National Czech & Slovak Museum & Library

Source

NCSML Archive

Transcription

First Republic Life

“In the First Republic we were very, very patriotic. We loved Masaryk and because I was born in 1924, right after the Republic was created, we called ourselves ‘Masaryk’s children.’ He was something like Gandhi in India. He was our idol. He was very well-educated. He spoke seven languages; he spoke with each politician in his language, whether it was French or English or Russian or German. He was, at the same time, very humble and very democratic. I saw him in person myself when I was five. He was about 85 years old and he was riding on a horse through Prague. I was standing opposite the National Theatre in Prague, near the Vltava, and my father put me up to the trimming of the house, so I was standing about where people’s heads were. But I saw him very well. And he was handsome. For 85 years old, he was very, very handsome.”

How They Met

“I met him on the highest mountain and he was the first man who had a sense of humor and at the same time was very serious and a good businessman, while mostly either they [other men] were serious and then they were boring, or they had fun and they were not serious enough and, I would say, stupid a little bit. So when I met my husband I said ‘That’s him.’ I couldn’t be a housewife. I just didn’t want to be a housewife, so I decided rather than be a housewife I would stay single or marry somebody who would let me be a partner.
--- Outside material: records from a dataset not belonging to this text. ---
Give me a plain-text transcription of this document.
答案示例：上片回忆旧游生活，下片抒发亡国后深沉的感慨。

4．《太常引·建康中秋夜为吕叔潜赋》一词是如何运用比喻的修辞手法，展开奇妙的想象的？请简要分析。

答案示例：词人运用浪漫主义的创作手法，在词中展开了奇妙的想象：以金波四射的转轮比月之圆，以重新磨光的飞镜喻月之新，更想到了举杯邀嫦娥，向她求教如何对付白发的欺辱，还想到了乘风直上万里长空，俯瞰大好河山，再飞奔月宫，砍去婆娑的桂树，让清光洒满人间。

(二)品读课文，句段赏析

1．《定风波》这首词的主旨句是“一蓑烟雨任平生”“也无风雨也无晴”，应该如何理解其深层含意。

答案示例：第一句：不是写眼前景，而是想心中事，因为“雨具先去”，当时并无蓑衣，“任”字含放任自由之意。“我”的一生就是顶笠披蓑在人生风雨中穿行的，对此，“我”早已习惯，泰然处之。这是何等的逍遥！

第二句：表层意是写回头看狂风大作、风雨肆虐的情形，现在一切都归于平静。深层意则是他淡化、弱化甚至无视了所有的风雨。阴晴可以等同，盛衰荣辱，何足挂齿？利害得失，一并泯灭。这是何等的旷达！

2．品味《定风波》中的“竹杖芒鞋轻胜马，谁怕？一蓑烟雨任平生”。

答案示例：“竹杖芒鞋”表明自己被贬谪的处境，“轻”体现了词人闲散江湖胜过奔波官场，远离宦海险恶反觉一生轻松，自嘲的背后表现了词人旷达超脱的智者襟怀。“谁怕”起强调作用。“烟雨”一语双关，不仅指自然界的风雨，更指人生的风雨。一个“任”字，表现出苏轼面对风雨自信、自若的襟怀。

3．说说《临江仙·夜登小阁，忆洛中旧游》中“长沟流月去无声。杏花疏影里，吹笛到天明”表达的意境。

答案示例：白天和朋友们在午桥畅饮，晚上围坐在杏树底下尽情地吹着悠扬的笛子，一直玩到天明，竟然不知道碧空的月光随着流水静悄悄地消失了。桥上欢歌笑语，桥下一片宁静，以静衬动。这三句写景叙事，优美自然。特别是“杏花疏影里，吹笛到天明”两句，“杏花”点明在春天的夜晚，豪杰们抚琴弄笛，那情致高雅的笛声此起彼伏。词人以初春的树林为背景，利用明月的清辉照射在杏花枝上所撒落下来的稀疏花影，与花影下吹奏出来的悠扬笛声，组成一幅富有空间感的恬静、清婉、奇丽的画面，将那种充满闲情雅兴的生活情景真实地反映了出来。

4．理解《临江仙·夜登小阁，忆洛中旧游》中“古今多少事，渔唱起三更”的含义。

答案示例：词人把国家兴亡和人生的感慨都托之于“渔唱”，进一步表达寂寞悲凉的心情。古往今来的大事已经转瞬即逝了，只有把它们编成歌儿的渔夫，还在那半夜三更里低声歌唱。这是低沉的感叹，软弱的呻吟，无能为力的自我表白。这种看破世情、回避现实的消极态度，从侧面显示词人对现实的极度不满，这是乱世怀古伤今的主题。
I always asked the young men when I met them, ‘How about Küche, Kinder, Kirche?’ That’s church, children, and kitchen in German. And if they said ‘Oh yeah, I think that’s good for a woman,’ they never saw me ever again. But my husband was from a family of business and he said ‘What a waste of energy and talents. My mother helps father in business; they earn thousands of crowns’ – they had a big business – ‘And she has three maids and each is paid 500 crowns monthly. So if you force your wife to be a housewife, you are really paralyzing her.’ So I said ‘That’s my man.’”

Joining Sokol

“When we came and didn’t know anybody, didn’t have friends, Sokol was something like a family. Every Friday we went – if we could – and at that time Sokol owned a whole building on Page Street in San Francisco. Fridays, children had exercises in one room, women in another room, men in another room, and teenagers in another room, and at the end we all marched and sang. You met all these people and made friends, so it was a very important integration into the country because, beyond that, we worked and worked and worked.”

Hometown Heart

“My heart was still there because Prague was my love. As a matter of fact, when we were dating, we loved Prague so much and admired it so much, that we very often said ‘Let’s go to Old Prague.’ Then we went and saw some special building which looked like nothing else – unique, you know. So we’d ring the bell and say ‘Does Mr. Novák’ – that’s the most common name – ‘Live here?’ And if they said yes, we say ‘Does he have children?’ ‘No, he doesn’t have children.’ ‘Ok, we’re looking for one who has children. By the way,’ we’d say, ‘That’s a beautiful home. That must be 16th-century or 15th-century. Right away the people said ‘Yes, and it is very important. Do you want to see it? We’ll show it to you.’ And we spent beautiful afternoons seeing all the older buildings because we knew that people admired them. We had a wonderful time doing that.”

The Journey

“I must say, if it wouldn’t be for communism, we would never leave Czechoslovakia, never leave Prague, because we were very much in love with that city and very much grounded there. But under the circumstances, we had to leave, and it’s a mixed blessing to leave our beloved country. Even so, the United States gave us great opportunity to earn money, to make something of ourselves, to give opportunity to our daughters and grandsons. Yet, I would say, by heart, we stayed Czechs.”